Daniel Veen's mother was a Trumbell, and he was
prone to explain at great length - unless sidetracked by a bore-baiter - how in
the course of American history an English 'bull' had become a New England
'bell.' (Ada,
1.1)
In his memoir essay on Chekhov (Ob A. P.
Chekhove, 1904) M. M. Kovalevski quotes Turgenev's words about Maupassant
(with whom French readers often compared Chekhov):
Говоря однажды со мною об авторе "Одной жизни" и
стольких неподражаемых повестей и повестушек, Тургенев сказал мне: "Вот человек,
который обладает тем качеством, которое Гомер передал бы словами: взять быка за
рога". ("Here is the man who
has the quality that Homer would have described in the words: to take
the bull by the horns.")
It was Turgenev who gave Tolstoy Maupassant's
collection Maison Tellier (the title story was dedicated to
Turgenev) and recommended him the young French writer.
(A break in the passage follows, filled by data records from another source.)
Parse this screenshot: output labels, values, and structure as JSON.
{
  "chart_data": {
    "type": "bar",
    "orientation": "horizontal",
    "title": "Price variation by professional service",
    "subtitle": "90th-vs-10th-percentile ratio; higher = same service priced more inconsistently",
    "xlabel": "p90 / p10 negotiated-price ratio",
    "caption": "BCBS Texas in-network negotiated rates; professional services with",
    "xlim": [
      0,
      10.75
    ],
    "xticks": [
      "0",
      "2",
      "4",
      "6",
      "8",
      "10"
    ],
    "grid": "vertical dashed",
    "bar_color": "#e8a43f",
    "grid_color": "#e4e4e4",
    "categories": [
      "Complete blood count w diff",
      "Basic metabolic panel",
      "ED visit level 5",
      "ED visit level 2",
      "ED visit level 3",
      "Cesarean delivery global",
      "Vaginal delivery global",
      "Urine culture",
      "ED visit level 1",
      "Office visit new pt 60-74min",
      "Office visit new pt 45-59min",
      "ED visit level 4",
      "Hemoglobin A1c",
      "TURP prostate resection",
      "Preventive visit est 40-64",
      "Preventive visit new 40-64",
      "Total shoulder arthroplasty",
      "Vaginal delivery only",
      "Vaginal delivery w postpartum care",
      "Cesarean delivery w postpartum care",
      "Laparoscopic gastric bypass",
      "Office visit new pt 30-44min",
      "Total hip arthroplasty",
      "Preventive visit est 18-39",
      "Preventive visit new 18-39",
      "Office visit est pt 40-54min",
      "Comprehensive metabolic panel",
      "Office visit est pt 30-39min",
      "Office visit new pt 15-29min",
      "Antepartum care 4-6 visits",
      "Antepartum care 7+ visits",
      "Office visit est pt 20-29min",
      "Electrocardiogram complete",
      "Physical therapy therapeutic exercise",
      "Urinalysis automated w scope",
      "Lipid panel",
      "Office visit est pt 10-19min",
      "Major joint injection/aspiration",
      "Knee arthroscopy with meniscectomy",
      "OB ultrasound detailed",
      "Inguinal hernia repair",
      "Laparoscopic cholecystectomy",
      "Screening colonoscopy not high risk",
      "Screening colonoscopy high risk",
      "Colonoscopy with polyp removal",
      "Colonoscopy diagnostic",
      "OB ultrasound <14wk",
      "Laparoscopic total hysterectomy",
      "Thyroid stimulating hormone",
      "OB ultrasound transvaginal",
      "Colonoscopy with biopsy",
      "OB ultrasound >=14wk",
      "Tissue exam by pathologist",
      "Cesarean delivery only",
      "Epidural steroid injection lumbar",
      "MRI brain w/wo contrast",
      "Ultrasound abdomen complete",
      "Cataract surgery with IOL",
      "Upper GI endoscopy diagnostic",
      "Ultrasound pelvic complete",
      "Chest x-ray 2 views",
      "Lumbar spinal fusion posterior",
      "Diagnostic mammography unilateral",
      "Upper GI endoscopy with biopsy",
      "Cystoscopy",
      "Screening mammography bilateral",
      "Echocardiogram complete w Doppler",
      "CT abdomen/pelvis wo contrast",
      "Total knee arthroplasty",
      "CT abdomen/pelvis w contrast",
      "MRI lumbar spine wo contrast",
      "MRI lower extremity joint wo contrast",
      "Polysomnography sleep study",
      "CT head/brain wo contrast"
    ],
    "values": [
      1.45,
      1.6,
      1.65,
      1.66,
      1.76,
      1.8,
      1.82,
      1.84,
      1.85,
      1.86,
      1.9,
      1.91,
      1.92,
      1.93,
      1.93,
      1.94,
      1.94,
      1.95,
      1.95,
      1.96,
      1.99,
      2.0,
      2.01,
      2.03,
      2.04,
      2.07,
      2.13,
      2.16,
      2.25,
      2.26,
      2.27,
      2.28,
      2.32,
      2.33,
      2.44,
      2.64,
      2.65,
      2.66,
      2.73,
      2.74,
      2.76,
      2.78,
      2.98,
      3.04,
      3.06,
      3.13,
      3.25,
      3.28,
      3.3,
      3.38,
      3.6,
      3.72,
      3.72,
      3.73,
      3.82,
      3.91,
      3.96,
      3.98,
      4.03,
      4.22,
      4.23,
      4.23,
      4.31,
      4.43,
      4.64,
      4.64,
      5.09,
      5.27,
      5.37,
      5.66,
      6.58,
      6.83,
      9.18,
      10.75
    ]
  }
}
Many years later
Tolstoy translated (as Fransuaza) Maupassant's stroy Le
Port, about the brother-and-sister incest, to Russian and wrote
the preface to Maupassant's oeuvre in Russian.
According to Kovalevski, Chekhov's affinity with Maupassant
hampers his popularity with the French readers who prefer to him Maxim
Gorky, the author of Na dne (At the Bottom):
сходство нашего писателя с автором "Одной жизни"
до некоторой степени даже мешает успеху его в среде французских читателей,
которые предпочитают ему яркого изобразителя жизни "На дне" - Максима
Горького.
Gorky is also the author of
Vas'ka krasnyi (Red Vaska), a story about the cruel bouncer
(vyshibala) in a Volgan brothel.
In society Daniel Veen (Walter D. Veen) is known as Durak
Walter or simply Red Veen (1.1). Like his father-in-law, the "sur-royally
antlered" general Ivan Durmanov,
Daniel Veen is a cuckold.
According to Horace (Ars Poetica), Homer does
not begin the Trojan war from the twin egg. VN follows Pushkin, the author
of Ezerski, in beginning Ada ab ovo (the family tree, etc.),
but he also takes the bull by the horns.